“Executive Decision,” 2020, gouache on paper
“Executive Decision,” 2020, gouache on paper
The name of Kenny Cole’s new solo exhibition, the inaugural show at the newly formed Nichols Block Gallery in Bangor, is “Executive.” It is “another Trump show kind of thing …” he said, because he is running out of names.

Cole is a midcoast artist based in Monroe. He studied art in New York and moved to Maine in 1994 with his wife and two children. He has a construction business, but has long been involved in the arts and is prolific, producing a large body of work and exhibiting in many venues around the state.

The new show, he says, includes “works created over the past three years that take into account the paradigm shift occurring under our current chief executive.

“Much of that shift has been societal and global, the growing pains of technological transitions and structural violence. Our chief executive is an easy target to lampoon and codify; yet all of his characteristics reflect out of our own unique society and the greater Western norms that are so rightly under fire these days. So with this work I assemble and reassemble a smattering of Trump tropes: blonde coiffure, red tie and Twitter blue all mustered from a perfectly primary color palette, which could simultaneously stand in for the color scheme of any nation’s pageantry and extravagance.

“The parody and satire find their footing not simply from our leader’s actions, speech and texting, rather I view his era as a swirling meteorological condition in which sympathetic credos, phenomena and ills are all drawn into his maelstrom and appear in my work as formations, visions and collected fables tangled up into the larger narrative of humankind’s dysfunction.”

A lot to swallow.

When viewing his work, you may not get what the pieces are about immediately, but there is still a visual impact. They have a presence, and the colorful, fanciful-feeling, painterly gouache paintings tell stories in Cole’s symbolic language. The imagery isn’t always obvious — but there are recurring characters and motifs throughout the work. Different animals — a blue “tweet” bird, a penguin, an eagle — or the colors blue, red and white, or hands holding cellphones, or Santas appear. As Americans, we have an idea of what most of those might represent. Cole’s been having a journey through the strange political and social world we have been living in.

Cole is also planning a show at the Perimeter Gallery, at Chase’s Daily in Belfast, in December. This will be post-election, and he is thinking about what could work whether Trump is there or not there. November could be good because of the last midterm election. Cole’s a Green. “They keep telling me not to go there; that Bernie is the worst thing — he’s great but, not now.… It’s never now, so I’m staying with the Greens; I’m sticking with them. I like their platform. (He was asked, and reluctantly agreed, to run as a Green candidate once and got 15 percent of the vote, and he didn’t campaign.) But he feels he can’t do politics now: he’s doing his art. “I’m doing my thing, I’m making political art. Trump is going to come and go; the worst-case scenario, he’s here for eight years … and he’ll be gone. We went through Reagan and Bush. The solution is not to panic, but work on making the world a better place, however you do it.

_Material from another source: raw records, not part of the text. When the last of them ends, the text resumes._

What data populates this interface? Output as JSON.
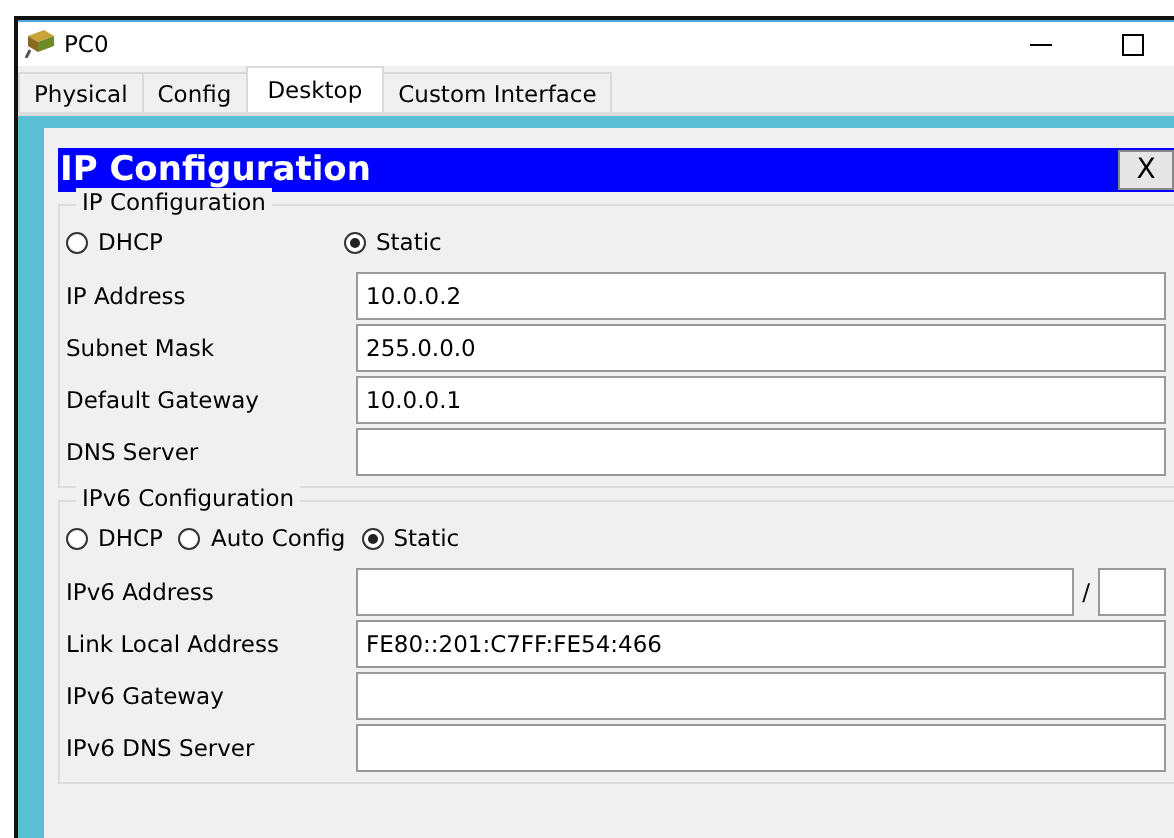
{
  "window": {
    "title": "PC0"
  },
  "tabs": [
    {
      "label": "Physical",
      "selected": false
    },
    {
      "label": "Config",
      "selected": false
    },
    {
      "label": "Desktop",
      "selected": true
    },
    {
      "label": "Custom Interface",
      "selected": false
    }
  ],
  "dialog": {
    "title": "IP Configuration",
    "close": "X",
    "groups": [
      {
        "legend": "IP Configuration",
        "modes": [
          {
            "label": "DHCP",
            "selected": false
          },
          {
            "label": "Static",
            "selected": true
          }
        ],
        "fields": [
          {
            "kind": "plain",
            "label": "IP Address",
            "value": "10.0.0.2"
          },
          {
            "kind": "plain",
            "label": "Subnet Mask",
            "value": "255.0.0.0"
          },
          {
            "kind": "plain",
            "label": "Default Gateway",
            "value": "10.0.0.1"
          },
          {
            "kind": "plain",
            "label": "DNS Server"
          }
        ]
      },
      {
        "legend": "IPv6 Configuration",
        "modes": [
          {
            "label": "DHCP",
            "selected": false
          },
          {
            "label": "Auto Config",
            "selected": false
          },
          {
            "label": "Static",
            "selected": true
          }
        ],
        "fields": [
          {
            "kind": "prefixed",
            "label": "IPv6 Address",
            "separator": "/"
          },
          {
            "kind": "plain",
            "label": "Link Local Address",
            "value": "FE80::201:C7FF:FE54:466"
          },
          {
            "kind": "plain",
            "label": "IPv6 Gateway"
          },
          {
            "kind": "plain",
            "label": "IPv6 DNS Server"
          }
        ]
      }
    ]
  }
}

Just hang in there.”

An artist creates something, and then it takes on a life of its own, and others will look at it and have their own reaction. It’s an interesting phenomenon — the nature of art — a different kind of communication. The viewer may ask, What are they saying? ... or, Why? The viewer may feel something or not, or have a totally different take on what the artist was intending.

Cole hasn’t always felt comfortable showing some of his work. He once made a piece that was based on a disturbing event, but the way he did it was playful, “kind of cartoony.” He was uncertain about showing it, but it got accepted in a juried show. He watched people’s reactions, and some laughed. He got over it, because an artist can find a million things wrong with their work, but there must be something there. He now feels it’s not up to him. If people respond to it, that’s their reaction. He says, “Let it happen; you’re doomed if you think about other people’s reactions. Let yourself be who you want to be, and do what you like. Figure out what you are doing and be true to yourself and let go. Don’t be critical in the studio; feel free to let it happen. You are battling with yourself; be willing to go after what you like. It’s a process. The opportunity of the blank page — it can have anything on it — the possibilities are infinite. And you should be able to have a pencil and have the possibility to change the world. It should be that simple. If you are an artist, you are political. What are you doing? If it’s from your own inner world, that’s fantastic. Make whatever you want. We are the voice of ourselves. People do love looking at work — and it could be hilarious, or ridiculous.”

Does Cole call himself an art activist? He wouldn’t say that, but if you call him that, he won’t reject it. His work has an activist spirit to it. “I’m not against being an art activist, I just wouldn’t say exclusively. I’d be happy if the world was a beautiful place; I would be happy to paint flowers.… I do love painting. I love being in my studio. It’s an interesting thing that humans do … making art.”